I went to grammar school
and high school with kids from an economic, though not a color,
spectrum. I could never imagine Mary Ellen Long eating beans. Joy
Holcombe wouldn’t even speak to any kid who ate beans, I am sure. Joan
Retalic’s mother wouldn’t even allow her to come to the phone when I
called her. I had no business telephoning a girl above my social station
anyway. Had I never eaten a bean in my whole life, cleaned up real good
and dressed to the nines, her mother would not have allowed her to come
to that phone. Charleston was like that. She asked me why I was calling
Joan. I told her I wanted to know if Joan felt like going to a double
feature on Saturday afternoon. She said “with you?” I asked her if there
was a problem and she said (I swear this is a verbatim quote) “Yes.
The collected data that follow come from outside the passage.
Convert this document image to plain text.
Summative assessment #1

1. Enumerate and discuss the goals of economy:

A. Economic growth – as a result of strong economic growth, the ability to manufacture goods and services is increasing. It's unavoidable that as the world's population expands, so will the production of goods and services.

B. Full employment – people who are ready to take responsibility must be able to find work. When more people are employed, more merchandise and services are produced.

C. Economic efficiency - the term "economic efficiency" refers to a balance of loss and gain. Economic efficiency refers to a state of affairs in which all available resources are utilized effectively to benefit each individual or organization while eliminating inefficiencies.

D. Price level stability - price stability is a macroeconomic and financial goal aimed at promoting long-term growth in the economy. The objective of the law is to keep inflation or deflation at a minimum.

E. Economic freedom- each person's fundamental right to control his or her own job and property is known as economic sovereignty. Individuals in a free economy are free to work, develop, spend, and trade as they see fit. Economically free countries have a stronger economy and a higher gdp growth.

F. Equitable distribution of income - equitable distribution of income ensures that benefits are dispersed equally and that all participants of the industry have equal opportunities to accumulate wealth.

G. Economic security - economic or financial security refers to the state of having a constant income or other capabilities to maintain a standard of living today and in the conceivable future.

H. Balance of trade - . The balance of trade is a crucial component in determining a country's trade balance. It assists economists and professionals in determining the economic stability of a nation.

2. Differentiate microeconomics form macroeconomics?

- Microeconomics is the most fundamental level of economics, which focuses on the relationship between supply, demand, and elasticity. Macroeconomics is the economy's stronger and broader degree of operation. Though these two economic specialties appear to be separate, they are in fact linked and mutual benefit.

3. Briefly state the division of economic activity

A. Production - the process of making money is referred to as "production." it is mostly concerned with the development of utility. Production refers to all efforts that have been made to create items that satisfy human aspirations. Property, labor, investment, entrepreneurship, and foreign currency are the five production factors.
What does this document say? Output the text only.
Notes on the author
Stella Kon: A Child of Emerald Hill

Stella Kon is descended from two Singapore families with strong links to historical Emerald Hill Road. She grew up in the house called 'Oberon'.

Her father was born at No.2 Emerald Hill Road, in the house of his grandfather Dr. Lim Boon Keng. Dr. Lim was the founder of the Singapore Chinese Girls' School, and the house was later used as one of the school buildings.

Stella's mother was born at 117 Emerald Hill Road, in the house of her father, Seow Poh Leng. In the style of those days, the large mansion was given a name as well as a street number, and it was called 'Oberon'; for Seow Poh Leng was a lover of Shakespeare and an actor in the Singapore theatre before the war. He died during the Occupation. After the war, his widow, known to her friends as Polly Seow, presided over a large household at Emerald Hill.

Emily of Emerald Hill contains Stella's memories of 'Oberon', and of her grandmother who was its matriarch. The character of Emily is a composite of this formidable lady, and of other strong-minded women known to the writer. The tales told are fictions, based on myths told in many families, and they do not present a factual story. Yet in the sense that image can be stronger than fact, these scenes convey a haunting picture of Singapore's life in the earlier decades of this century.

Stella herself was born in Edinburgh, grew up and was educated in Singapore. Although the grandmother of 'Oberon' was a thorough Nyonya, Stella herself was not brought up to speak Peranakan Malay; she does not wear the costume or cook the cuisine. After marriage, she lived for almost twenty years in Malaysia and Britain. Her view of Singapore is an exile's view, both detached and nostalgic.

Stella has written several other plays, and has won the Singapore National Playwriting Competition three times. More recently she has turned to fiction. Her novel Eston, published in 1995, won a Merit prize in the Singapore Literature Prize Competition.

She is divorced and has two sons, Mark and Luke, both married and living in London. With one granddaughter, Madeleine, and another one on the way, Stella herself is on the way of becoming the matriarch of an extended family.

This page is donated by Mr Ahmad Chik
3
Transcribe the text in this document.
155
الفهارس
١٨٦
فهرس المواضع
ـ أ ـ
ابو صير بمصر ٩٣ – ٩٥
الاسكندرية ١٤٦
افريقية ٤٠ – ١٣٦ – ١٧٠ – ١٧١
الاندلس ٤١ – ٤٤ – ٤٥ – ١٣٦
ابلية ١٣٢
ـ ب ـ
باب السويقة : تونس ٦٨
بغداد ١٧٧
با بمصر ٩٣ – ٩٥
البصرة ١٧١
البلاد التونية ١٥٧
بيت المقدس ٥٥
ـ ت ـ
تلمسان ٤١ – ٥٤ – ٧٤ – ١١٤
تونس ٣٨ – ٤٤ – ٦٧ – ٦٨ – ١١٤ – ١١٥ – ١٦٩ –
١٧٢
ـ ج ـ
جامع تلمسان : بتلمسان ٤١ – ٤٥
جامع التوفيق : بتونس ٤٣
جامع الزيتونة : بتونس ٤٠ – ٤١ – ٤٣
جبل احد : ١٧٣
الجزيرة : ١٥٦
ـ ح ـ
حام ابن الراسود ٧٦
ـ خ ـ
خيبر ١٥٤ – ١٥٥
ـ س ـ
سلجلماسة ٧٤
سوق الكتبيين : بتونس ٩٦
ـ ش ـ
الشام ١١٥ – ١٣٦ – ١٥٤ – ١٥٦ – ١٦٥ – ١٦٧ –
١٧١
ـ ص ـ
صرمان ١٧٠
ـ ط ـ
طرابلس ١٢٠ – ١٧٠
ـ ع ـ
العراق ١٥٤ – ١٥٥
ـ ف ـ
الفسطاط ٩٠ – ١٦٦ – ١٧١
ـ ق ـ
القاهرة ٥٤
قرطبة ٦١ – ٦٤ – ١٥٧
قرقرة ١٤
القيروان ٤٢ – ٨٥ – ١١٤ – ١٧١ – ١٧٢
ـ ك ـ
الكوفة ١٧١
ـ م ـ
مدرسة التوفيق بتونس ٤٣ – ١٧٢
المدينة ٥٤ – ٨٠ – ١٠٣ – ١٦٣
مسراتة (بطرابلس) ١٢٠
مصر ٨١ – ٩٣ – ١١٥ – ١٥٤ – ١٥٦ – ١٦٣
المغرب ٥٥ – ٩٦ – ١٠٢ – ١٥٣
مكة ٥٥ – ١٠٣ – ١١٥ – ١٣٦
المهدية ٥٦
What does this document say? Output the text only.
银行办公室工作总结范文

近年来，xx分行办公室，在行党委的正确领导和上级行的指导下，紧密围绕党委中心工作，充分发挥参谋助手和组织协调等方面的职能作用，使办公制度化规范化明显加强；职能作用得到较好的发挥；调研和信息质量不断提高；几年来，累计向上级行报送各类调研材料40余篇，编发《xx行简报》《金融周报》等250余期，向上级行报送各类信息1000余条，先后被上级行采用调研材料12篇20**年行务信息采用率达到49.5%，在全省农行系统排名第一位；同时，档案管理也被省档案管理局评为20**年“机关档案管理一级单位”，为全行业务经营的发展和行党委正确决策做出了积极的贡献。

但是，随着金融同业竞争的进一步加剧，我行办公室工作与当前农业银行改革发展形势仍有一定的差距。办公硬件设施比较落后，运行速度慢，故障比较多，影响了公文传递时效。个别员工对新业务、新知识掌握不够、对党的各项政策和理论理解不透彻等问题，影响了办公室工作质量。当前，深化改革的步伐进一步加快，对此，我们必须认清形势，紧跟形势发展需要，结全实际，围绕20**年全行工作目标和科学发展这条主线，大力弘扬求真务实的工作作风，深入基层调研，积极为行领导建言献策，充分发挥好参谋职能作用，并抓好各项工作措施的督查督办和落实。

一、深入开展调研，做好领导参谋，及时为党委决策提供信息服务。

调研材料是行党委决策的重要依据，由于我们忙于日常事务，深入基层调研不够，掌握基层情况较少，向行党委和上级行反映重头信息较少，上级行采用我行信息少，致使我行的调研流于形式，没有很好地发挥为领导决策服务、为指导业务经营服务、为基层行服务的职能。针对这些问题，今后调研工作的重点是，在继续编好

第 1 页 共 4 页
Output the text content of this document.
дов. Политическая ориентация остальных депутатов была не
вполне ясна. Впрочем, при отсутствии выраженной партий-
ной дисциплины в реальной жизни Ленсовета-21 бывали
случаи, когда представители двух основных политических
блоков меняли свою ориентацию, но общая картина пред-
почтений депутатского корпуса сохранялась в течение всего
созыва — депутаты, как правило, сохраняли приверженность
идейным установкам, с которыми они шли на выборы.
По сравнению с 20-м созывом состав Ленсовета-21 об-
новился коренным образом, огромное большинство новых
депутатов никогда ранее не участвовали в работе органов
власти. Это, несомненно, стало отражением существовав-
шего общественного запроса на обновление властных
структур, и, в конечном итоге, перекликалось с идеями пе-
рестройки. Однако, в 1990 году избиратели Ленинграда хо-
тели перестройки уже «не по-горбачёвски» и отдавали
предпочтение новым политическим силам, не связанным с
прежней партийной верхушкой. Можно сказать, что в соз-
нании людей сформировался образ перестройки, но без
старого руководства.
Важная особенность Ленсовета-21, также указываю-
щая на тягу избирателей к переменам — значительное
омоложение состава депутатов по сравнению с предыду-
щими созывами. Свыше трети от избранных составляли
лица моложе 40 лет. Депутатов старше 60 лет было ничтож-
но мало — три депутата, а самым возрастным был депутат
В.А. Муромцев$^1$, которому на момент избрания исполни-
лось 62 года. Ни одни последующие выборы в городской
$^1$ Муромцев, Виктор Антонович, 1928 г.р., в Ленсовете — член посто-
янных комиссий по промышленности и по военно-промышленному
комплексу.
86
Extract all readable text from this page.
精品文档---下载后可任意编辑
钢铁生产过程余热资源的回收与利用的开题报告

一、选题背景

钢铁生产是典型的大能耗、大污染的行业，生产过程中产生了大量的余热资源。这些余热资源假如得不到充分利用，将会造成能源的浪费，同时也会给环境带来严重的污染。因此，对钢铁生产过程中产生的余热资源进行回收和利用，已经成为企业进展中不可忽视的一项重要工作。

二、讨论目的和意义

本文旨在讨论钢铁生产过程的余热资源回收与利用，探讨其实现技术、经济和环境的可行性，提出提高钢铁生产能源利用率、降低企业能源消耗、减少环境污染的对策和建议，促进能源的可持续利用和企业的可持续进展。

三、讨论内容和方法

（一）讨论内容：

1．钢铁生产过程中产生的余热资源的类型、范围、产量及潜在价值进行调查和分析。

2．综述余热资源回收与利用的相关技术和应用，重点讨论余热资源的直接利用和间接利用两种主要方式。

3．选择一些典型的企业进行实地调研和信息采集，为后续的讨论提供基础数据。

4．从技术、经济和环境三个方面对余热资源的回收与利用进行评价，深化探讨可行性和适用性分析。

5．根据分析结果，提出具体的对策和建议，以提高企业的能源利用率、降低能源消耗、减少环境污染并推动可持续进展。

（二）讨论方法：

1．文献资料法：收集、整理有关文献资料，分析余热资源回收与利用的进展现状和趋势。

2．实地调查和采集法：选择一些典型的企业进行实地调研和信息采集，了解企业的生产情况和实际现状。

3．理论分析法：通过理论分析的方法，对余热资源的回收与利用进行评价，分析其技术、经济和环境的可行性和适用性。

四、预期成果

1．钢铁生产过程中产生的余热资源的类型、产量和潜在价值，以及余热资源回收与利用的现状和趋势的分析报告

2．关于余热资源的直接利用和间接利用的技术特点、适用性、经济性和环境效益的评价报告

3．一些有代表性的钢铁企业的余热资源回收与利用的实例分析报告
Someone might see her with you.” I never again ever called a girl who
lived south of Broad Street.
I had a date with Binky
Reid one Saturday. We walked along The Battery and when I kissed her she
passed gas rather loudly. I fell instantly in love. Here was a girl who
obviously also loved beans. She looked into my eyes as though giving me
a test of some sort. Was I going to notice what she just did, or was I a
gentleman who would pretend it didn’t happen? What let me down at that
moment was that I had avoided beans in anticipation of our date and was
unable to reciprocate. It was a horrible experience of flatulent
dysfunction. Our relationship foundered after that demonstration of
inadequacy. I always imagined that she eventually married some guy who
could fart the Star Spangled Banner.
This morning I made a
bean stew with cannellini beans that soaked in water overnight. I order
large ham hocks from Karl Ehmer in New York, and I simmer one (they are
huge) for four hours. I remove the hock from the wonderful resulting
stock, season the stock with black pepper and cook the beans in that. I
take the meat off the cooled hock and chop it up into the bean pot along
with some sliced Brazilian or Argentine sausages available from the
Phonecia Market a few minutes from here. You can do it with saucisse de
Lyon if you like, or with whatever sausages your heart may desire. You
might choose sausages of the same ethnicity as the girl you are about to
invite over for dinner. Now that’s class!
If you think that
inviting a girl to dinner and serving beans is declassee, think
Cassoulet, and think Cote du Rhone or Syrah or Zinfandel – as in maybe a
Ridge Lytton Springs. If you know how to make Cassoulet, you will
automatically be on any lovely woman’s A list. Small salad with a
Chilena dressing (recipe at www.SeamusMuldoon.com in the gastronomy
section) and crusty bread. YUM! Your subsequent ardor maybe be somewhat
sonorous, but the mutuality of flatulence can be a real turn on.